Para Attias, porém, há um problema nessa configuração familiar: os tamanduás não são monogâmicos, ou seja, eles acasalam e produzem filhotes com vários parceiros ao longo da vida.
“Para um nascer albino, é necessária uma combinação dos genes do pai e da mãe. É uma questão de acaso mesmo, muito difícil de acontecer”, explica a bióloga.
Então, para os dois serem irmãos e albinos, é mais provável que eles sejam filhos dos mesmos pais. “Teria que ser uma coincidência muito grande nascerem dois tamanduás albinos de pais diferentes em uma mesma fazenda”, explica Attias.
Nesse ponto entra outro fator importante que pode explicar o fenômeno: o desmatamento do Cerrado.
Segundo a bióloga, a destruição do bioma pode levar à “endogamia” da espécie.
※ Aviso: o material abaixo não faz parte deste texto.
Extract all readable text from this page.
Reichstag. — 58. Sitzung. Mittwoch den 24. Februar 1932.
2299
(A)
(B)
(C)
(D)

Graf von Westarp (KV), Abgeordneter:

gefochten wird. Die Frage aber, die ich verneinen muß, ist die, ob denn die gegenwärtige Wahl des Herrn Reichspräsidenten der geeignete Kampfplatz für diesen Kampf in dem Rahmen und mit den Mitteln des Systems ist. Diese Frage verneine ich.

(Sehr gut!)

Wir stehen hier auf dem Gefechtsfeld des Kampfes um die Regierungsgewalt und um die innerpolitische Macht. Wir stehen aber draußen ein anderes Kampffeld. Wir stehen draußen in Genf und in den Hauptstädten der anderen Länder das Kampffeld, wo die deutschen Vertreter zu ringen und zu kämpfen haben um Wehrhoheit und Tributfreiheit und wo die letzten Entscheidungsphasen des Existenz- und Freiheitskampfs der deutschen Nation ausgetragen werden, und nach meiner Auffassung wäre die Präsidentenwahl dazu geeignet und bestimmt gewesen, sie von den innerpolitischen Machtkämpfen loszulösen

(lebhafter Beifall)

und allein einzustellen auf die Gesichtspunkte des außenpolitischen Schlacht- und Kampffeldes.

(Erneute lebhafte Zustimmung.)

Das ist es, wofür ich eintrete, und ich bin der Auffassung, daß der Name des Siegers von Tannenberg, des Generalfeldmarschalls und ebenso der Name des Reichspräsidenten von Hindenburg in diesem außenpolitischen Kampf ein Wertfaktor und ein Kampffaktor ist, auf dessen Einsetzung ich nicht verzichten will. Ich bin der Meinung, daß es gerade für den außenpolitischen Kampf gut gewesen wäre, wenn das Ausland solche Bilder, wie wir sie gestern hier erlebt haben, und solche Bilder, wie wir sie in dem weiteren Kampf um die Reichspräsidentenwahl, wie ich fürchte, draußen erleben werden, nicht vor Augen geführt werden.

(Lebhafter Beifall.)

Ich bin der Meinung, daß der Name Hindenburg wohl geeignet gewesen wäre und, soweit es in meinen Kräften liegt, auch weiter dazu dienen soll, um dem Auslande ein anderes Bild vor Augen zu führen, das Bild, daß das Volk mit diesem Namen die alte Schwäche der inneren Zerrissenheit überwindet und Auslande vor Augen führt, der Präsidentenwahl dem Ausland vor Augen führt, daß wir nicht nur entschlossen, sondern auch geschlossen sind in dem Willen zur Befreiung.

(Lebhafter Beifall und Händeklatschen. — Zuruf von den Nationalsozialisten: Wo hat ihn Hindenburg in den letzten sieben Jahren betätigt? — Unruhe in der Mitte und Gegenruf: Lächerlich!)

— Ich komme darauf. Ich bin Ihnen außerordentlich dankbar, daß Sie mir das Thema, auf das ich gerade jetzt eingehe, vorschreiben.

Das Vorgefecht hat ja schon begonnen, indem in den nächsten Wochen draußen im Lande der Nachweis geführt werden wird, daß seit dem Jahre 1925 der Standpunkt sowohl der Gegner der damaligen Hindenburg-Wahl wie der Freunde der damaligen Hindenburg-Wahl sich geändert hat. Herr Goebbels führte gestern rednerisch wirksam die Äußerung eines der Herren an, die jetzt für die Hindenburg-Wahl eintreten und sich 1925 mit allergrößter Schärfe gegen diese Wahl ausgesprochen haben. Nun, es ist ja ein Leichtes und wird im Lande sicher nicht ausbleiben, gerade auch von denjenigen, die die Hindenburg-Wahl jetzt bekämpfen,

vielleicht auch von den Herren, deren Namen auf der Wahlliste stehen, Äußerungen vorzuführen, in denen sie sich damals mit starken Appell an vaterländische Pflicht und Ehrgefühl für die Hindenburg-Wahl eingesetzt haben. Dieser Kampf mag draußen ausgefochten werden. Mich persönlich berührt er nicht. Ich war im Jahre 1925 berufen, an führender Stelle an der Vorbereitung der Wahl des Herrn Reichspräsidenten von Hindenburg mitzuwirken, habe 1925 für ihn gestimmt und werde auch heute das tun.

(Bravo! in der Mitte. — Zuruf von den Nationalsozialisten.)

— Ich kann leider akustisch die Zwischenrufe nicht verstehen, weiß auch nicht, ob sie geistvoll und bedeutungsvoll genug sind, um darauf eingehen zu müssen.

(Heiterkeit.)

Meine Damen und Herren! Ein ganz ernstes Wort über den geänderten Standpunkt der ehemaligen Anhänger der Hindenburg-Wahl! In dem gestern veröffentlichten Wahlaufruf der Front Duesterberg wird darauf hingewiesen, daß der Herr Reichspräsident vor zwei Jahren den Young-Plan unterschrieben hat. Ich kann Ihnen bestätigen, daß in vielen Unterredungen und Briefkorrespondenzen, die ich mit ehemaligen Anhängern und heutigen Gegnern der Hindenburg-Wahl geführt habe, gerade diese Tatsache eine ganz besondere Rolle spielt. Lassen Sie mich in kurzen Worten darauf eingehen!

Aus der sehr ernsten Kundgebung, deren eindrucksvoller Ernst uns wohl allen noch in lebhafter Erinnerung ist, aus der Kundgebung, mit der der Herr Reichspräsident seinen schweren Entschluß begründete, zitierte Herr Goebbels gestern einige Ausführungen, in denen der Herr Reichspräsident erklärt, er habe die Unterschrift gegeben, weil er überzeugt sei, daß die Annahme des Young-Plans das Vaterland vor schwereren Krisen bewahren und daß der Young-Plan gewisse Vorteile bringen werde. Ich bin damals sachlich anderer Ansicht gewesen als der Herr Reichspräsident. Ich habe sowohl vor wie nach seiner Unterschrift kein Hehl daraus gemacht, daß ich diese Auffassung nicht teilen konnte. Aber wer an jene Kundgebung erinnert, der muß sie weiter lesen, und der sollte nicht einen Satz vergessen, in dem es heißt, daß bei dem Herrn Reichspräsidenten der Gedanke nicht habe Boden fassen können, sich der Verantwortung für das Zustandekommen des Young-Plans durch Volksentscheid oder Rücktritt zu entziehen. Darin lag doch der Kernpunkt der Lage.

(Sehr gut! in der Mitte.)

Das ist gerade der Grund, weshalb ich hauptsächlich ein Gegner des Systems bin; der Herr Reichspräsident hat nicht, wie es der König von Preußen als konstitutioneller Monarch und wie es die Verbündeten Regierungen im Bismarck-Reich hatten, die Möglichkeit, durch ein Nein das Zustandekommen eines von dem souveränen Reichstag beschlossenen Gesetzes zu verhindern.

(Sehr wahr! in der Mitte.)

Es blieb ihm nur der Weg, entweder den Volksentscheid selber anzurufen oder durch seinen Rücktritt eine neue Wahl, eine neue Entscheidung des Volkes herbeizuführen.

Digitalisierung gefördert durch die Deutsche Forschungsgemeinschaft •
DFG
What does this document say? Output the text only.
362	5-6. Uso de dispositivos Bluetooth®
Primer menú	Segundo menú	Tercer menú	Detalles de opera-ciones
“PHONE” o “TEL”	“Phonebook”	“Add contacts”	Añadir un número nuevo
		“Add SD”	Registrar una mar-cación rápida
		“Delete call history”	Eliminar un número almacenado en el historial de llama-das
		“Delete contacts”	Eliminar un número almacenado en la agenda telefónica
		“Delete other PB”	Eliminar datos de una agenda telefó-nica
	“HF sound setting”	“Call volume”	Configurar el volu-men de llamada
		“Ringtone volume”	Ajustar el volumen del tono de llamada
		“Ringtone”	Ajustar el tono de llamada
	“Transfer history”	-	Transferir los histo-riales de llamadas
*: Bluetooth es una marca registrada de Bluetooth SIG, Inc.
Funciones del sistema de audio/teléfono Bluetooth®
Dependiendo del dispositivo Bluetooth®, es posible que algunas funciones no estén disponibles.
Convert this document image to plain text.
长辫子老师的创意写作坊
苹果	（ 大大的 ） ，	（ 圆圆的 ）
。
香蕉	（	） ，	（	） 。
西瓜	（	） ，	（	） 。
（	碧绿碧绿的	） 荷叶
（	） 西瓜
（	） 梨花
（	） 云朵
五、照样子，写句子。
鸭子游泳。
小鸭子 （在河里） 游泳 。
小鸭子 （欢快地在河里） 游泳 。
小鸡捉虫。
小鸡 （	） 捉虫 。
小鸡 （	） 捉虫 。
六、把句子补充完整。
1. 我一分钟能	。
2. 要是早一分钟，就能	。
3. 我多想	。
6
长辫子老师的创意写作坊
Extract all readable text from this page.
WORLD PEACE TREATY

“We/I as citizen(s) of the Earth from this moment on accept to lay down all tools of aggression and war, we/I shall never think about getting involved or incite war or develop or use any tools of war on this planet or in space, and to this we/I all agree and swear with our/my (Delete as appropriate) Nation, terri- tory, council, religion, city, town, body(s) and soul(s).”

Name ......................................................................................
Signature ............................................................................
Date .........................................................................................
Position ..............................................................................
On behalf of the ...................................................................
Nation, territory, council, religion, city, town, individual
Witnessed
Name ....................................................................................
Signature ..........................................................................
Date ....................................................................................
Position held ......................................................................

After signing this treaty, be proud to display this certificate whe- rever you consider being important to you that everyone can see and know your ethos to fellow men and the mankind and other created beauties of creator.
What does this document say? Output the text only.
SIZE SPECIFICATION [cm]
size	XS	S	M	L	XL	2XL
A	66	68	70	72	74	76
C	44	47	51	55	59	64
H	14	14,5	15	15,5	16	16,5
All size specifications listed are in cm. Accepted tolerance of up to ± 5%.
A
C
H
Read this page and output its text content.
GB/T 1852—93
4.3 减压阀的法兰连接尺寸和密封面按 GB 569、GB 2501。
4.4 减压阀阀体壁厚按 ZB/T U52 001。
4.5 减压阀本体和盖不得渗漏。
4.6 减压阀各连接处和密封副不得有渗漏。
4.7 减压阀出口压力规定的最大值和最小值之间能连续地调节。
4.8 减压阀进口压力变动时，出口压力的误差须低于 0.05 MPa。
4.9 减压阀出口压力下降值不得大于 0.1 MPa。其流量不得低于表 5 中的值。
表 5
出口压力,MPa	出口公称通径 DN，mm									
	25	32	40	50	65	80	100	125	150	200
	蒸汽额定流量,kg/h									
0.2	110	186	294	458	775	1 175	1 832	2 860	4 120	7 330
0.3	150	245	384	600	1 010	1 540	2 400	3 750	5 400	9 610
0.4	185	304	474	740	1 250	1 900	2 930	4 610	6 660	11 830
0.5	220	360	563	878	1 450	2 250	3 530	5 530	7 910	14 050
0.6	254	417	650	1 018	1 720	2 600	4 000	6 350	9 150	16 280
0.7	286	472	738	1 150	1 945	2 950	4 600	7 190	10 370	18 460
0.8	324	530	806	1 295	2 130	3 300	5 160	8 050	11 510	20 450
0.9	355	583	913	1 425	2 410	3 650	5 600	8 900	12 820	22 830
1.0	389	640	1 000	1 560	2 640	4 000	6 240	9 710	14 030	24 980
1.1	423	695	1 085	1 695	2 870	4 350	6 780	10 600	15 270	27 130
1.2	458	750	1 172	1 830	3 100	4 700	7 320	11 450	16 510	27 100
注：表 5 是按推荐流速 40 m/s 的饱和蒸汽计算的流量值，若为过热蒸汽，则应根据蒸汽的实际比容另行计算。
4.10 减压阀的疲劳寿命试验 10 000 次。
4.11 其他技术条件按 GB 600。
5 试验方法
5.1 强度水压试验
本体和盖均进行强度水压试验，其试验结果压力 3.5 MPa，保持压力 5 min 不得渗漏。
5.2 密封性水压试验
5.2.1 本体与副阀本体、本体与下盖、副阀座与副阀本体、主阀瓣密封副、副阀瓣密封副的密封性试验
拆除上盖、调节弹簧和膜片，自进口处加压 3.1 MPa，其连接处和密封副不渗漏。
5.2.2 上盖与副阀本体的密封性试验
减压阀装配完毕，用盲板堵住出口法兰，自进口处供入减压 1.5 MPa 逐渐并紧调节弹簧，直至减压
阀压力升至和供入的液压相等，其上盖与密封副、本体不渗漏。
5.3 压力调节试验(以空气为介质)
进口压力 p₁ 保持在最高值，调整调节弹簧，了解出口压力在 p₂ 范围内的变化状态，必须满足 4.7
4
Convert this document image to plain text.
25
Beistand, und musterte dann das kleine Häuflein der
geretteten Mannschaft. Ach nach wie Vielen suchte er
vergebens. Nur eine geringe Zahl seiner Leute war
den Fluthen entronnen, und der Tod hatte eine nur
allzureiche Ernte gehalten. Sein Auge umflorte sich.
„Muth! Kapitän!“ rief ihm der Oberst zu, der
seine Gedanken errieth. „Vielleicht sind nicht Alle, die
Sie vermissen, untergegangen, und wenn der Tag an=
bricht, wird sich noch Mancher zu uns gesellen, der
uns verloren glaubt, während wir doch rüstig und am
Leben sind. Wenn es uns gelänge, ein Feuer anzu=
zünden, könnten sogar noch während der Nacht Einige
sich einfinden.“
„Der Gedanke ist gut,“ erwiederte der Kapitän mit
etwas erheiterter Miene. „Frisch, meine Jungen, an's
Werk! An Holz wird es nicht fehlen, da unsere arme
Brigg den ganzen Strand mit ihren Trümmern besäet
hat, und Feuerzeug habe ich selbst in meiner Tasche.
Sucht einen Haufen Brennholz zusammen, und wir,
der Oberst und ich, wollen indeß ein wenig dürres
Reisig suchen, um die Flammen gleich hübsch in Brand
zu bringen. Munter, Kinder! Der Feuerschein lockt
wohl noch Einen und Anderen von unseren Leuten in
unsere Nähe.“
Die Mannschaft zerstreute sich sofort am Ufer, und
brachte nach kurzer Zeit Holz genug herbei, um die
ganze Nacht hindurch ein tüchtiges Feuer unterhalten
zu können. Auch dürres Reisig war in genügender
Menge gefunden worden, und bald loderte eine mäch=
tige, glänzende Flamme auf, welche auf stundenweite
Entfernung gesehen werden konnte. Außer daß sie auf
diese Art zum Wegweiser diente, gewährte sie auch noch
Ou seja, com menos opções de parceiros para acasalar, os tamanduás teriam atingido um grau menor de diversidade genética, aumentando a chance de dois indivíduos albinos nascerem na mesma região em período curto de tempo.
“Muito provavelmente esse declínio populacional e isolamento desse bichos têm a ver com o alto grau de degradação do Cerrado no Mato Grosso do Sul”, diz.
Um estudo científico recente apontou que, no Mato Grosso do Sul, existem apenas 16% da vegetação original do Cerrado. O restante foi destruído, principalmente para dar lugar à agropecuária.
Desmatamento do Cerrado
Esse desmatamento ocorre em grande parte do bioma, considerado a savana mais biodiversa do planeta, com mais de 14 mil plantas, além de uma rica fauna silvestre.
Dados do Instituto Nacional de Pesquisas Espaciais (Inpe) apontam que o Cerrado perdeu 10.689 quilômetros quadrados de vegetação entre agosto de 2021 e julho deste ano – proporcionalmente, ele sofre mais com o desmatamento do que a Amazônia.
De acordo com o MapBiomas, plataforma que monitora o uso do solo no Brasil, 45,4% do Cerrado já foi destruído para dar lugar à agropecuária, principalmente para o cultivo de soja e milho.
Como um albino sobrevive
O estudo sobre tamanduá Alvin também pode descobrir outro mistério: como um animal albino consegue sobreviver no Cerrado?
Os cientistas colocaram um colar de monitoramento em Alvin. Toda sua movimentação está sendo registrada.
“A teoria ecológica fala que os bichos albinos têm mais dificuldades adaptativas e de sobrevivência. Ele sofre mais com o calor por causa da pelagem, e também é mais difícil para ele se camuflar na vegetação. Praticamente não existem dados sobre os desafios que os albinos enfrentam para sobreviver”, explica Attias.
Para Alvin, talvez seja mais difícil fugir dos grandes predadores, como as onças parda e pintada. Essa predação, inclusive, é importante para a vida no Cerrado: esses grandes carnívoros dependem da existência do tamanduá-bandeira para se alimentar.
Já outros servem de comida para o tamanduá: cada animal come cerca de 10 mil formigas por dia, além de milhares de cupins.
Além de rara, a vida de Alvin não será nada fácil.